For seconds I sat, disbelieving what had just happened and not making even the slightest move to get myself out of the slick, gooey mess.

Finally, shaking myself out of my stupefaction, I placed my hands on the ground to either side of my hips and pushed upward.

Several minutes later, and many failed attempts, as I just kept sliding like a goose on ice, I finally managed to right myself, then as I began slinging mud off my hands I looked up and hissed, "Mother fucker—not again!"

Carefully climbing to my feet, I despondently brushed at the leaves, twigs, and mud clinging to my clothes. This wasn't the first time I'd seen Declan's image over the past two years, but it was the first time he'd looked back. All the other times he'd shown no indication he'd been aware of my presence.

Slowly my surroundings came back into focus, and an awareness of the unsettling hush within the marshes crawled through me.

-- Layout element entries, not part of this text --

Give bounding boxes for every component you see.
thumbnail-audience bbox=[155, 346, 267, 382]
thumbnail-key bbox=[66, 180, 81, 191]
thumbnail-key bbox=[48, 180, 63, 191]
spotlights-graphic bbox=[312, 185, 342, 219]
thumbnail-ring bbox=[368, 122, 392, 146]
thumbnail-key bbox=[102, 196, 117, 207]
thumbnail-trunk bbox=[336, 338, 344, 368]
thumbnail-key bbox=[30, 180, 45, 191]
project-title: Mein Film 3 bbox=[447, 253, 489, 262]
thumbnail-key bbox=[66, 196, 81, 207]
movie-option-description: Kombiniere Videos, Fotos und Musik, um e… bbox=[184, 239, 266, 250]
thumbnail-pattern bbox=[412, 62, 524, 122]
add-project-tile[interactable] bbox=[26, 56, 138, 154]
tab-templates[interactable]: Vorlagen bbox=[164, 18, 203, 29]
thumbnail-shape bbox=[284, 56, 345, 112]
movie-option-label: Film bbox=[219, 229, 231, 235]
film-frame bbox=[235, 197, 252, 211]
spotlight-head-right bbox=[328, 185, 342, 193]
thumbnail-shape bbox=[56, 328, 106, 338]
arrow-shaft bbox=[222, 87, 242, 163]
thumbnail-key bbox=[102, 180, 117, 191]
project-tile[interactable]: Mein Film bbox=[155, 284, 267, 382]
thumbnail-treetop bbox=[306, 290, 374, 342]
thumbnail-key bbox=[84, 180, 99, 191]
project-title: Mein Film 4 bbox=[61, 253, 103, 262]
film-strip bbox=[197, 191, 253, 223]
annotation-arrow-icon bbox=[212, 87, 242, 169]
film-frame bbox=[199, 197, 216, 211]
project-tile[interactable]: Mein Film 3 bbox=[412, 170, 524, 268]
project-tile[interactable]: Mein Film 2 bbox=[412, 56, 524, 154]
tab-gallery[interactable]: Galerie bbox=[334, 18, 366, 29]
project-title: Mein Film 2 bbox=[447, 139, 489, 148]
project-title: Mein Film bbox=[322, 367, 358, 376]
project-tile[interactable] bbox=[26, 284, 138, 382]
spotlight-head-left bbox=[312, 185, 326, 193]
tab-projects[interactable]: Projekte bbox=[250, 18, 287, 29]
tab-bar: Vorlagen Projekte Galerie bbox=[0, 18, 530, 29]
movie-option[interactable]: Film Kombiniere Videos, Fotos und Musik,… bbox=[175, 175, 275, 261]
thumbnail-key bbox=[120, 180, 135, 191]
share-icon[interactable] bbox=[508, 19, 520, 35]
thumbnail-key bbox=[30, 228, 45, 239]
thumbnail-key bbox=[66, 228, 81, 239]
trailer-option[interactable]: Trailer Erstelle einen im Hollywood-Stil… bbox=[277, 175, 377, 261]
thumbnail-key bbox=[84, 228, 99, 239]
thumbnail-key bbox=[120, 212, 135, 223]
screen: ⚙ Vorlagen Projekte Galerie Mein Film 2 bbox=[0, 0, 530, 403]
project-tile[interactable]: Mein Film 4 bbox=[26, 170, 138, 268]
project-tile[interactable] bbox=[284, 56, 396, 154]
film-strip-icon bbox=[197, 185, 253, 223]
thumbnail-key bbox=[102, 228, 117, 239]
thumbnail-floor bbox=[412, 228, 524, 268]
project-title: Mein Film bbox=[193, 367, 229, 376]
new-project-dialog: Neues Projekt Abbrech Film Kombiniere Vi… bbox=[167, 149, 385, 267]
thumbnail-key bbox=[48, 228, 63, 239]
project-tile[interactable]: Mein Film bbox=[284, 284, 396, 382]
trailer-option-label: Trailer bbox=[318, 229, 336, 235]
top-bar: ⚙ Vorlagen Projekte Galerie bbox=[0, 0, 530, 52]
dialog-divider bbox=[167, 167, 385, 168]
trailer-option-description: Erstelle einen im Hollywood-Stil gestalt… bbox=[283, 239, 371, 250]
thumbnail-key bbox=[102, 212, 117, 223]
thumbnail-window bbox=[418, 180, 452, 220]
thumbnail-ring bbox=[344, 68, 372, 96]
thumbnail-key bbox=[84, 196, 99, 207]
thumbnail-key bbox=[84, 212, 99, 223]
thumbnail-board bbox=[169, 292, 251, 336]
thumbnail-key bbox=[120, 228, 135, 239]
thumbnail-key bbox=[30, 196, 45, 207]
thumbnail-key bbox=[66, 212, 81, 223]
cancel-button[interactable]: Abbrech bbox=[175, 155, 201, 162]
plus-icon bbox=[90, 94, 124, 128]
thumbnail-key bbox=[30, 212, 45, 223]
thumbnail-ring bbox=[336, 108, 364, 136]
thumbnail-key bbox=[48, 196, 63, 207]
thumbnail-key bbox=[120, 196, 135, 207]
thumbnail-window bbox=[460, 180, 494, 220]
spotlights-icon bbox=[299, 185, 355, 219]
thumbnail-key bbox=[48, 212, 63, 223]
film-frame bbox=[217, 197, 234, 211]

The fine hairs on the back of my neck stood on end: the silence, eerie as I noted the storm had grown quiet, not even a rumble of thunder in the distance. The peculiarity of how fast it had ended sent a chill over my body, as did the fact no insects were buzzing, no animals chattering, and not even the Tree frogs were peeping.

The possible source stole through me, and after what I'd seen it do to Merrick, I made short work of getting out of the mud pit.

As I broke into a run, fear consumed me, and though I'd been told I was immortal, I'd never tested the truth of it, and no matter my earlier thoughts, I wasn't ready to find out now.

# # #

I'd only made it a few hundred yards before I was forced to slow, the moss-covered limbs creating a thick wall of no-escape. As the scent of damp rot hung in the air, surrounding me, small sprinkles of precipitation fell about my head and shoulders, my movements having shaken the moisture loose of the shelter they'd attained within the moss and leaves of the trees.